Note: the following item was submitted to Polk Today by the City of Rockmart for publication. -KtE

During the May 2025 meeting of the Rockmart City Council, the Council voted to end participation in the Fire Services Automatic Aid Agreement with Polk County. Barring any last-minute negotiations, participation will end July 1, 2025. 

The City and County entered into the agreement  in 2013 to provide professional fire protection and lower insurance rates in underserved areas of the county.  This agreement was meant to be a short-term arrangement to allow Polk County to develop a twenty-year plan for implementing a countywide fire service, which was to be completed prior to July 1, 2015. 

This plan has not been completed, and the county has made little progress during the intervening twelve years to improve fire protection in the eastern portion of the county. 

Since signing the Fire Services Automatic Aid Agreement, the cost of providing fire service to Polk County residents has increased significantly with over half of all structure fire calls received by Rockmart Fire and Emergency Services being in unincorporated Polk County.  In response, the City of Rockmart requested Polk County Government pay a small portion of the costs associated with providing these services to Polk County residents. 

Since Polk County is unwilling to negotiate an acceptable agreement with the City of Rockmart and the City is no longer willing to tax city residents to provide fire service in the unincorporated county, the City Council was left with no alternative to ending the service agreement.  After the vote, council members expressed their hope that Polk County Government would negotiate in good faith in order to avoid termination of fire services agreement on July 1, 2025.

Rockmart City Manager Stacey Smith stated, “we approached Polk County in October 2024 with a request to renegotiate the current agreement.  Our intent being to request compensation to offset the rising cost of providing fire protection to citizens outside of the city.  We also asked Polk County to address some other inequities in the agreement that had arisen over the almost twelve-year life of the agreement.

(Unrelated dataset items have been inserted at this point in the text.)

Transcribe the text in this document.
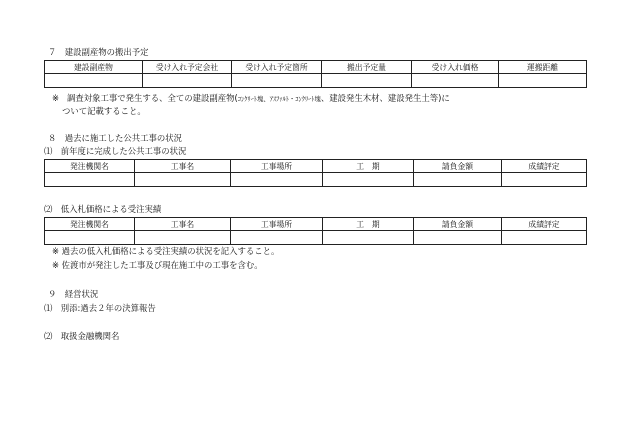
７　建設副産物の搬出予定
建設副産物	受け入れ予定会社	受け入れ予定箇所	搬出予定量	受け入れ価格	運搬距離

※ 調査対象工事で発生する、全ての建設副産物(ｺﾝｸﾘｰﾄ塊、ｱｽﾌｧﾙﾄ・ｺﾝｸﾘｰﾄ塊、建設発生木材、建設発生土等)に
ついて記載すること。
８　過去に施工した公共工事の状況
⑴　前年度に完成した公共工事の状況
発注機関名	工事名	工事場所	工　期	請負金額	成績評定

⑵　低入札価格による受注実績
発注機関名	工事名	工事場所	工　期	請負金額	成績評定

※ 過去の低入札価格による受注実績の状況を記入すること。
※ 佐渡市が発注した工事及び現在施工中の工事を含む。
９　経営状況
⑴　別添:過去２年の決算報告
⑵　取扱金融機関名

In the following seven months Polk County only met with us twice and provided us with one counteroffer, which we deemed unacceptable. We lowered our initial request but received no official counter to that offer.” She stated she was sorry the situation came to this but that she was open to any additional offer Polk County wished to make on the issue.

Rockmart Fire Chief Todd Queen stated he was sorry that a compromise couldn’t be worked out but that the citizens of Rockmart could not continue to subsidize firefighting efforts in the County. He stated that personnel costs have risen greatly and also there were some parts of the agreement that needed to be updated to better reflect current staffing and other issues.

“Rockmart Fire,” he stated, “will continue to respond to the County on a mutual aid request from Polk County Fire Rescue.  We will not, however, be automatically dispatched as we are now once this agreement ends.”